Younger players tend to be more amenable to lower base salaries with performance incentives, which gives Chelsea the opportunity to start them at a more affordable level and then reward the best performers with pay rises as time goes by. Lavia will almost certainly be on a lower wage as he begins his career at Stamford Bridge than former Southampton team-mate James Ward-Prowse is on at West Ham.
Chelsea also remain committed to longer contracts even as amortisation benefits are reduced; Boehly and Clearlake believe they give players greater security and the club more protection on the value of their assets. It is hoped that lower salaries across the board will mean players who disappoint at Stamford Bridge will not be as difficult to offload as Romelu Lukaku and Hakim Ziyech, two of the last lavishly paid survivors of the Abramovich era.
There are still some high earners on Chelsea’s books, Raheem Sterling and Nkunku chief among them. But overall Boehly and Clearlake believe they have saved tens of millions of pounds in annual salary commitments for the first-team squad — money they are re-deploying to spend on transfer fees.
Chelsea’s strategy is not without risk
Boehly and Clearlake have essentially re-made Chelsea’s squad as an investment portfolio: a collection of talented young footballers committed to Stamford Bridge for what should be their prime years, but whose transfer values could fall as well as rise depending on any number of variables that can affect individual development.
Not all of the signings are expected to flourish, but the talent identification and development skills of the staff led by Stewart and Winstanley are being backed to ensure the successes outweigh the failures. If they do not, Chelsea will likely under-achieve on the pitch and these amortised fees will add up, limiting their options for correcting course.

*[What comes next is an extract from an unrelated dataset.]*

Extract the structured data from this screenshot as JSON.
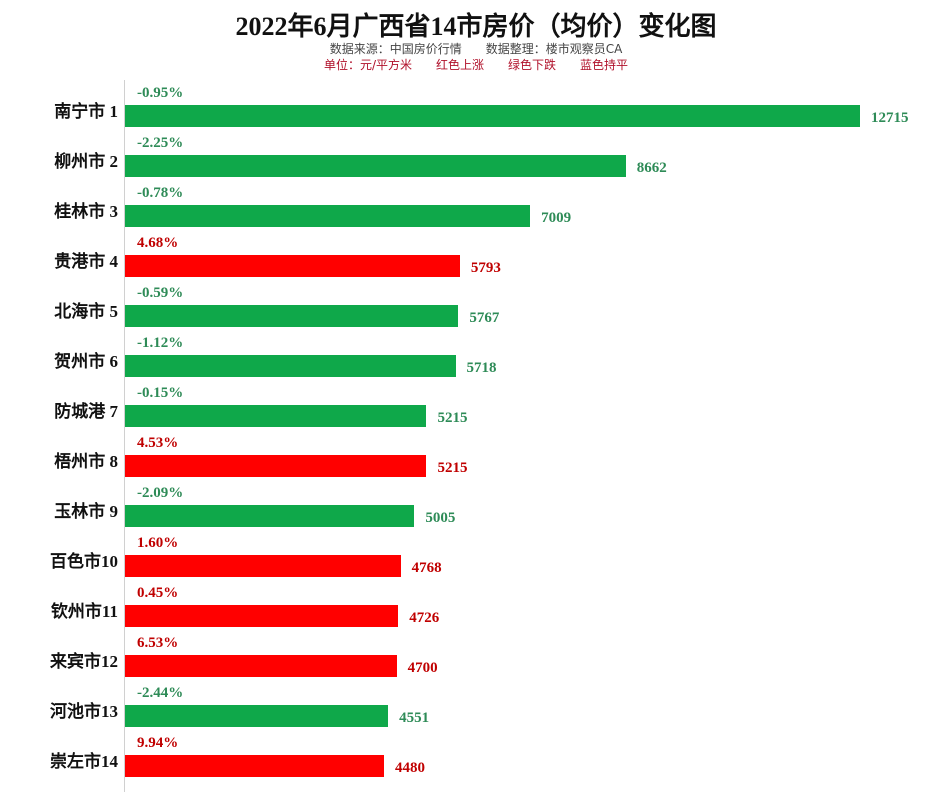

One of the Premier League’s oldest squads has been transformed into the youngest by owners attempting to scale up something akin to the recruitment models of Monaco, RB Leipzig and Brighton to power an elite European club. Chelsea must now balance an economic requirement to develop the young talent they have assembled for themselves and for others, with the more immediate football demands of competing at the very top of the sport.
This particular tightrope has never been walked, or arguably even attempted, by a club of such size and recent winning pedigree. Can you lift the Premier League or Champions League with almost exclusively young players? Will assembling a group of players largely in the same age bracket prove an impediment to developing the kind of dressing room dynamic made possible by the best blends of youth and experience?
Boehly and Clearlake are betting the answers to these questions favour them, and that their approach to transfers and squad building puts Chelsea on a path to sustained sporting success as well as financial growth. Everyone else in football will be watching closely to see what happens next.